The route is located between the Original Waves and Shark's Breath. It's easy to see the first 3-4 bolts placed just above a small rib in a black water groove that goes up and to the left when you're facing the rock. You can rap from the fixed bolt/chain anchor system at the top of the 1st pitch (5.10) or continue on to the summit for Waves and rap from there.
There are at least 6 - 7 bolts on the 1st pitch which ends at a bolt/chain anchor system. A few more bolts are found on the 2nd pitch that leads up and through a large vertical crack/small chimney -- bolts are placed on the smooth rock to the right of the chimney.
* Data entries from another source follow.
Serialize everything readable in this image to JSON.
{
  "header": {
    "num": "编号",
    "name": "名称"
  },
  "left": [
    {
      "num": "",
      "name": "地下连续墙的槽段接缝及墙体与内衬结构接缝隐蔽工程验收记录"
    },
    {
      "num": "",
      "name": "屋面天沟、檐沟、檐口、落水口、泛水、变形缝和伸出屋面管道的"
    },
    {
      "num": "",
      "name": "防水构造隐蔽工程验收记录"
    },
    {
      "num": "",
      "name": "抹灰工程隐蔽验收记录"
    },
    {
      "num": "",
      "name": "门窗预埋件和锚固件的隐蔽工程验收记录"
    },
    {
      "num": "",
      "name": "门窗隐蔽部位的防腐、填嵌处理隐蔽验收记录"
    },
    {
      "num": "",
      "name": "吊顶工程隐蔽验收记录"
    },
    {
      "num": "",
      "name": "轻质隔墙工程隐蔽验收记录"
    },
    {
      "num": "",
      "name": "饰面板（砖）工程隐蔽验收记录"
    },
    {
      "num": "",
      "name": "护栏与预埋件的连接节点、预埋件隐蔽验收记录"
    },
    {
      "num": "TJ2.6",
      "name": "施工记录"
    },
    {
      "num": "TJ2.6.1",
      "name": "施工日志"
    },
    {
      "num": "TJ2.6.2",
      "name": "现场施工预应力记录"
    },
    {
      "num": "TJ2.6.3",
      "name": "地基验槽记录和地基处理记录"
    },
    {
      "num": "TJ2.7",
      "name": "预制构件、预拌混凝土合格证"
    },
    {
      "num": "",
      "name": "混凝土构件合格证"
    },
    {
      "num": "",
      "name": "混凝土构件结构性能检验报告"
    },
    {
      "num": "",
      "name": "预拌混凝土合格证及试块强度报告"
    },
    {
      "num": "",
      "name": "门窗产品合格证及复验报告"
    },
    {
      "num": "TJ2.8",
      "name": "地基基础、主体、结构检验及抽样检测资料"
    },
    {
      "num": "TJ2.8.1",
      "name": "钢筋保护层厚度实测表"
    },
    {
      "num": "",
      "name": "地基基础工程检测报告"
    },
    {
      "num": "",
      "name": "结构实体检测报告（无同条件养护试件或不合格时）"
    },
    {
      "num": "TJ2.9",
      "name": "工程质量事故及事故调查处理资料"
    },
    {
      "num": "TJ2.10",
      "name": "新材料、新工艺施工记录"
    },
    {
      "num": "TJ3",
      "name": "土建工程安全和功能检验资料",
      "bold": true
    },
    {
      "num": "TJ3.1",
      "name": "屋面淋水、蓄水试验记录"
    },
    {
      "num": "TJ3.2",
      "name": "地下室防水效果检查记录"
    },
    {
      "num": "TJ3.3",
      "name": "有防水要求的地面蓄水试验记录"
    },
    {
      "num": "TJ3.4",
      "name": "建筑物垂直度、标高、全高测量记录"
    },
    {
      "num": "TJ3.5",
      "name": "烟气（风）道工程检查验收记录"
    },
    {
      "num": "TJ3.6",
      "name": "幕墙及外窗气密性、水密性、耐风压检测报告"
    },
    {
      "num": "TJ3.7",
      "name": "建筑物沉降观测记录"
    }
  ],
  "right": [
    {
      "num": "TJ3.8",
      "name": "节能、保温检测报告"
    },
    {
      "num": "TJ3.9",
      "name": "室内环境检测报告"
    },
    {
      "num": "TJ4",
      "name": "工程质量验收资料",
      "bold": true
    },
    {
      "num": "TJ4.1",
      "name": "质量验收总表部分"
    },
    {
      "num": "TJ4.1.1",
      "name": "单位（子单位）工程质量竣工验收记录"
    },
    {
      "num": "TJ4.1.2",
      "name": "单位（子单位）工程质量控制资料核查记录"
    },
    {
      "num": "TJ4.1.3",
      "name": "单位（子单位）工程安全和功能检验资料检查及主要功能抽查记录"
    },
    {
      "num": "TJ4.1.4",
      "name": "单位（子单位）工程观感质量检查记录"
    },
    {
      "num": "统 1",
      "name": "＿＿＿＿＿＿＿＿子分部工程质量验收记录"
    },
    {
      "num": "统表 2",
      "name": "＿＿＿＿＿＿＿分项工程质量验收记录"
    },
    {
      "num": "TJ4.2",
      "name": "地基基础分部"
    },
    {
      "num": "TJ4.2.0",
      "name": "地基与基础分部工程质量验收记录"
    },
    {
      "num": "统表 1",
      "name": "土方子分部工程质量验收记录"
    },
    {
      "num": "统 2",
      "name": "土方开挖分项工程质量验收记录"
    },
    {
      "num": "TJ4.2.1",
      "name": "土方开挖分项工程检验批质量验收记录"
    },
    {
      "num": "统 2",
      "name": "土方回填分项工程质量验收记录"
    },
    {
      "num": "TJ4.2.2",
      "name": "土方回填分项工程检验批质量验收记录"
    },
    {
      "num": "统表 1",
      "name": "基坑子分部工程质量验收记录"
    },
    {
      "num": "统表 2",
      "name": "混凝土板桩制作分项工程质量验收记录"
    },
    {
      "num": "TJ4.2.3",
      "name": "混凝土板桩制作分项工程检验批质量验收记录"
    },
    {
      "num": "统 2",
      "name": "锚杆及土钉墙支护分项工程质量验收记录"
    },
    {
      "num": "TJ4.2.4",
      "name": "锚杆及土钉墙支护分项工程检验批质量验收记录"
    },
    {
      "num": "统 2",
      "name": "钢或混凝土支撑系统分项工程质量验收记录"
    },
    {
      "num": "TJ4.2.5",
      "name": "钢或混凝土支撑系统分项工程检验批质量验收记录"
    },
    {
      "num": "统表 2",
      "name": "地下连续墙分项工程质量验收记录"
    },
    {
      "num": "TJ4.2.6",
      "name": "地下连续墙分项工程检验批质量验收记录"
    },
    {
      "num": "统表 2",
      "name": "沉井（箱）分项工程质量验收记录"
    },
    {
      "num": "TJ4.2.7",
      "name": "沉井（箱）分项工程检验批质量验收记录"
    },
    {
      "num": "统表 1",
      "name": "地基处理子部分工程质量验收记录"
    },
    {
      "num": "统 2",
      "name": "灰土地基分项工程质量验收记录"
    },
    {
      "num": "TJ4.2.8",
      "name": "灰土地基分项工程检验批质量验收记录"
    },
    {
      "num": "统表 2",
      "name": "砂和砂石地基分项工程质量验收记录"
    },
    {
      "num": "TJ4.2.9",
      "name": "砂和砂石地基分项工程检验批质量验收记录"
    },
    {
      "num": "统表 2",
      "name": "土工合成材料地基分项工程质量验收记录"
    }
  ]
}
The 2nd pitch ends at the summit for Waves.
|Comments on Humpbacks in Love
|By John Klooster|
From: Arvada, CO
Jul 14, 2007
I think Bob called this route Humpbacks in Love.
|By Brent Kertzman|
From: Black Hills, SD
Mar 17, 2008
This route is in fact named "Humpbacks in Love" aka "The Breakup Hickey".
It may be wise to take a couple of cams up to 1" and a set of stoppers as there are some clean gear placements on the second pitch.
The F.A. party rated the entire route 5.10d with the first pitch being 5.10a & the second pitch 5.10d.
Ron Yahne & Bob Archbald did the F.A.